Knowing your priorities will help you find the best value in windows.
Synopsis: The double-hung window remains one of the most popular window styles in the country. Contributing writer Scott Gibson breaks down the buying decision for double-hungs into four categories. The first is energy efficiency, the second is durability, the next is appearance and the final category is functionality.
The venerable double-hung sash window has been letting light and air into American homes as long as there’s been an America, and it remains one of the most popular window types in the country. And while they’ve come a long way from those early “wind holes,” you can still buy double-hungs with essentially the same chain-and-weight mechanism that made them the talk of Europe in the mid-1600s.

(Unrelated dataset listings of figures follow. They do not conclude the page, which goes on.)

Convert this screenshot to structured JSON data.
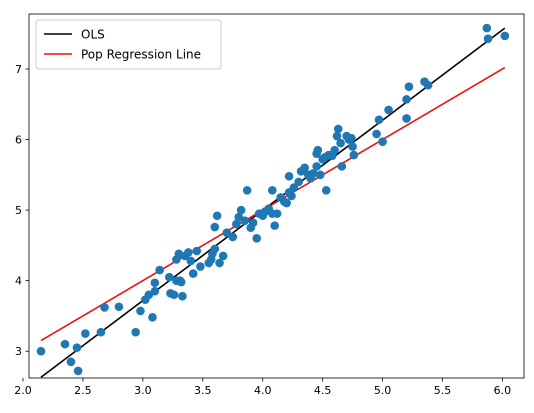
{
  "chart_data": {
    "type": "scatter",
    "xlim": [
      2.05,
      6.18
    ],
    "ylim": [
      2.62,
      7.78
    ],
    "x_ticks": [
      2.0,
      2.5,
      3.0,
      3.5,
      4.0,
      4.5,
      5.0,
      5.5,
      6.0
    ],
    "y_ticks": [
      3,
      4,
      5,
      6,
      7
    ],
    "grid": false,
    "legend_position": "top-left",
    "scatter_color": "#1f77b4",
    "points": [
      [
        2.15,
        3.0
      ],
      [
        2.35,
        3.1
      ],
      [
        2.4,
        2.85
      ],
      [
        2.45,
        3.05
      ],
      [
        2.46,
        2.72
      ],
      [
        2.52,
        3.25
      ],
      [
        2.65,
        3.27
      ],
      [
        2.68,
        3.62
      ],
      [
        2.8,
        3.63
      ],
      [
        2.94,
        3.27
      ],
      [
        2.98,
        3.57
      ],
      [
        3.02,
        3.73
      ],
      [
        3.05,
        3.8
      ],
      [
        3.08,
        3.48
      ],
      [
        3.1,
        3.85
      ],
      [
        3.1,
        3.97
      ],
      [
        3.14,
        4.15
      ],
      [
        3.22,
        4.05
      ],
      [
        3.23,
        3.82
      ],
      [
        3.26,
        3.8
      ],
      [
        3.28,
        4.0
      ],
      [
        3.28,
        4.3
      ],
      [
        3.3,
        4.38
      ],
      [
        3.31,
        4.0
      ],
      [
        3.32,
        3.98
      ],
      [
        3.33,
        3.78
      ],
      [
        3.35,
        4.35
      ],
      [
        3.38,
        4.4
      ],
      [
        3.4,
        4.28
      ],
      [
        3.42,
        4.1
      ],
      [
        3.45,
        4.42
      ],
      [
        3.48,
        4.2
      ],
      [
        3.55,
        4.25
      ],
      [
        3.57,
        4.3
      ],
      [
        3.58,
        4.38
      ],
      [
        3.6,
        4.45
      ],
      [
        3.6,
        4.76
      ],
      [
        3.62,
        4.92
      ],
      [
        3.64,
        4.25
      ],
      [
        3.67,
        4.35
      ],
      [
        3.7,
        4.68
      ],
      [
        3.75,
        4.62
      ],
      [
        3.78,
        4.8
      ],
      [
        3.8,
        4.9
      ],
      [
        3.82,
        5.0
      ],
      [
        3.85,
        4.85
      ],
      [
        3.87,
        5.28
      ],
      [
        3.9,
        4.75
      ],
      [
        3.92,
        4.82
      ],
      [
        3.95,
        4.6
      ],
      [
        3.97,
        4.95
      ],
      [
        4.0,
        4.92
      ],
      [
        4.02,
        4.98
      ],
      [
        4.05,
        5.02
      ],
      [
        4.08,
        4.95
      ],
      [
        4.08,
        5.28
      ],
      [
        4.1,
        4.78
      ],
      [
        4.12,
        4.95
      ],
      [
        4.15,
        5.18
      ],
      [
        4.18,
        5.12
      ],
      [
        4.2,
        5.1
      ],
      [
        4.22,
        5.25
      ],
      [
        4.22,
        5.48
      ],
      [
        4.24,
        5.2
      ],
      [
        4.26,
        5.32
      ],
      [
        4.3,
        5.4
      ],
      [
        4.32,
        5.55
      ],
      [
        4.35,
        5.6
      ],
      [
        4.38,
        5.5
      ],
      [
        4.4,
        5.45
      ],
      [
        4.42,
        5.52
      ],
      [
        4.45,
        5.62
      ],
      [
        4.45,
        5.8
      ],
      [
        4.46,
        5.85
      ],
      [
        4.48,
        5.5
      ],
      [
        4.5,
        5.72
      ],
      [
        4.52,
        5.75
      ],
      [
        4.53,
        5.28
      ],
      [
        4.55,
        5.78
      ],
      [
        4.58,
        5.77
      ],
      [
        4.6,
        5.85
      ],
      [
        4.62,
        6.05
      ],
      [
        4.63,
        6.15
      ],
      [
        4.65,
        5.95
      ],
      [
        4.66,
        5.62
      ],
      [
        4.7,
        6.05
      ],
      [
        4.72,
        6.0
      ],
      [
        4.74,
        6.02
      ],
      [
        4.75,
        5.9
      ],
      [
        4.76,
        5.78
      ],
      [
        4.95,
        6.08
      ],
      [
        4.97,
        6.28
      ],
      [
        5.0,
        5.97
      ],
      [
        5.05,
        6.42
      ],
      [
        5.2,
        6.3
      ],
      [
        5.2,
        6.57
      ],
      [
        5.22,
        6.75
      ],
      [
        5.35,
        6.82
      ],
      [
        5.38,
        6.77
      ],
      [
        5.87,
        7.58
      ],
      [
        5.88,
        7.43
      ],
      [
        6.02,
        7.47
      ]
    ],
    "series": [
      {
        "name": "OLS",
        "color": "#000000",
        "x": [
          2.15,
          6.02
        ],
        "y": [
          2.63,
          7.58
        ]
      },
      {
        "name": "Pop Regression Line",
        "color": "#ee1111",
        "x": [
          2.15,
          6.02
        ],
        "y": [
          3.15,
          7.02
        ]
      }
    ]
  }
}
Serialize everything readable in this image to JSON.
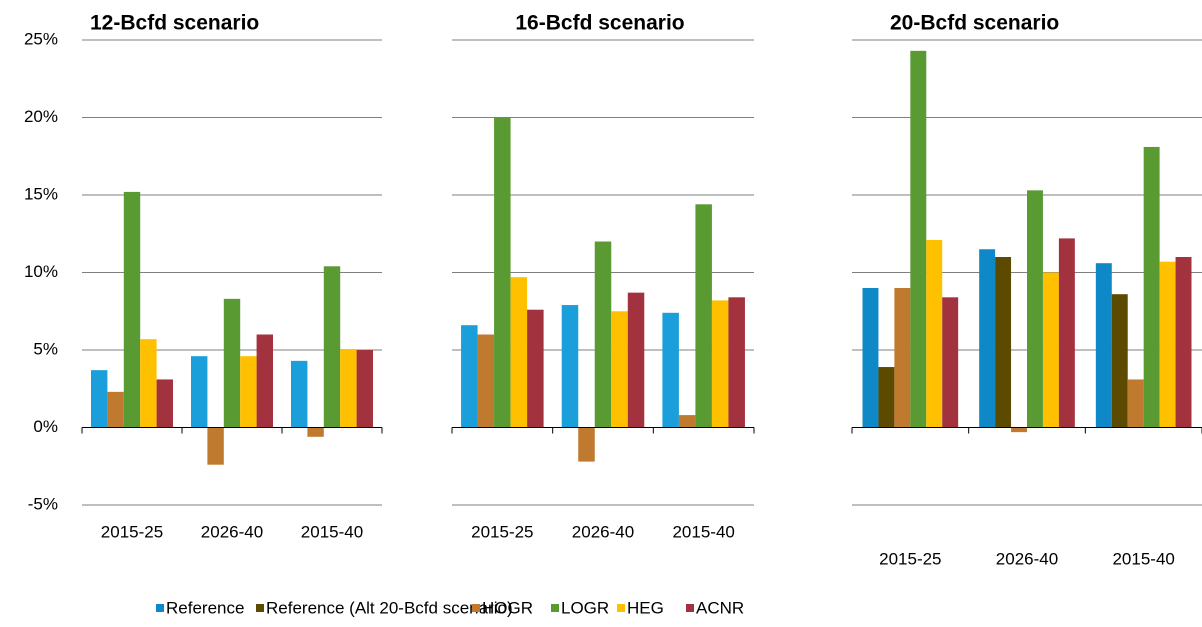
{
  "chart_data": [
    {
      "type": "bar",
      "title": "12-Bcfd scenario",
      "categories": [
        "2015-25",
        "2026-40",
        "2015-40"
      ],
      "series": [
        {
          "name": "Reference",
          "color": "#1a9fdb",
          "values": [
            3.7,
            4.6,
            4.3
          ]
        },
        {
          "name": "HOGR",
          "color": "#c07a30",
          "values": [
            2.3,
            -2.4,
            -0.6
          ]
        },
        {
          "name": "LOGR",
          "color": "#5a9a32",
          "values": [
            15.2,
            8.3,
            10.4
          ]
        },
        {
          "name": "HEG",
          "color": "#ffc000",
          "values": [
            5.7,
            4.6,
            5.0
          ]
        },
        {
          "name": "ACNR",
          "color": "#a3323f",
          "values": [
            3.1,
            6.0,
            5.0
          ]
        }
      ],
      "ylim": [
        -5,
        25
      ],
      "yticks": [
        {
          "value": -5,
          "label": "-5%"
        },
        {
          "value": 0,
          "label": "0%"
        },
        {
          "value": 5,
          "label": "5%"
        },
        {
          "value": 10,
          "label": "10%"
        },
        {
          "value": 15,
          "label": "15%"
        },
        {
          "value": 20,
          "label": "20%"
        },
        {
          "value": 25,
          "label": "25%"
        }
      ],
      "ytick_labels": true,
      "grid": true
    },
    {
      "type": "bar",
      "title": "16-Bcfd scenario",
      "categories": [
        "2015-25",
        "2026-40",
        "2015-40"
      ],
      "series": [
        {
          "name": "Reference",
          "color": "#1a9fdb",
          "values": [
            6.6,
            7.9,
            7.4
          ]
        },
        {
          "name": "HOGR",
          "color": "#c07a30",
          "values": [
            6.0,
            -2.2,
            0.8
          ]
        },
        {
          "name": "LOGR",
          "color": "#5a9a32",
          "values": [
            20.0,
            12.0,
            14.4
          ]
        },
        {
          "name": "HEG",
          "color": "#ffc000",
          "values": [
            9.7,
            7.5,
            8.2
          ]
        },
        {
          "name": "ACNR",
          "color": "#a3323f",
          "values": [
            7.6,
            8.7,
            8.4
          ]
        }
      ],
      "ylim": [
        -5,
        25
      ],
      "yticks": [
        -5,
        0,
        5,
        10,
        15,
        20,
        25
      ],
      "ytick_labels": false,
      "grid": true
    },
    {
      "type": "bar",
      "title": "20-Bcfd scenario",
      "categories": [
        "2015-25",
        "2026-40",
        "2015-40"
      ],
      "series": [
        {
          "name": "Reference",
          "color": "#0e88c6",
          "values": [
            9.0,
            11.5,
            10.6
          ]
        },
        {
          "name": "Reference (Alt 20-Bcfd scenario)",
          "color": "#5c4a00",
          "values": [
            3.9,
            11.0,
            8.6
          ]
        },
        {
          "name": "HOGR",
          "color": "#c07a30",
          "values": [
            9.0,
            -0.3,
            3.1
          ]
        },
        {
          "name": "LOGR",
          "color": "#5a9a32",
          "values": [
            24.3,
            15.3,
            18.1
          ]
        },
        {
          "name": "HEG",
          "color": "#ffc000",
          "values": [
            12.1,
            10.0,
            10.7
          ]
        },
        {
          "name": "ACNR",
          "color": "#a3323f",
          "values": [
            8.4,
            12.2,
            11.0
          ]
        }
      ],
      "ylim": [
        -5,
        25
      ],
      "yticks": [
        -5,
        0,
        5,
        10,
        15,
        20,
        25
      ],
      "ytick_labels": false,
      "grid": true
    }
  ]
}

Double-hungs today are all about choice—and price. A budget 2-ft. by 3-ft. window with a vinyl frame and double-pane glazing costs as little as $100 at a home center. Or you can spend four or five times as much on a window like the Alpen Series 725 double-hung, built with a foam-filled fiberglass frame and triple-pane glass. Ultimately, manufacturers say, the cost of a window equals the sum of its parts. Cheaper windows use cheaper materials (vinyl instead of aluminumclad wood, for example), come in limited sizes and colors, lack custom features, and have glass with fewer coatings and higher U-factors.
What, then, is worth paying for? It depends on your priorities. Are you building an energy-conscious house in Maine, or restoring a vintage bungalow in Tennessee? Are you choosing windows for a showcase home perched on an ocean bluff, or for a modest Cape for an aging parent? A look at four key factors—energy efficiency, durability, appearance, and functionality, along with the costs associated with each—can help you choose the window that fits your needs and your budget, too.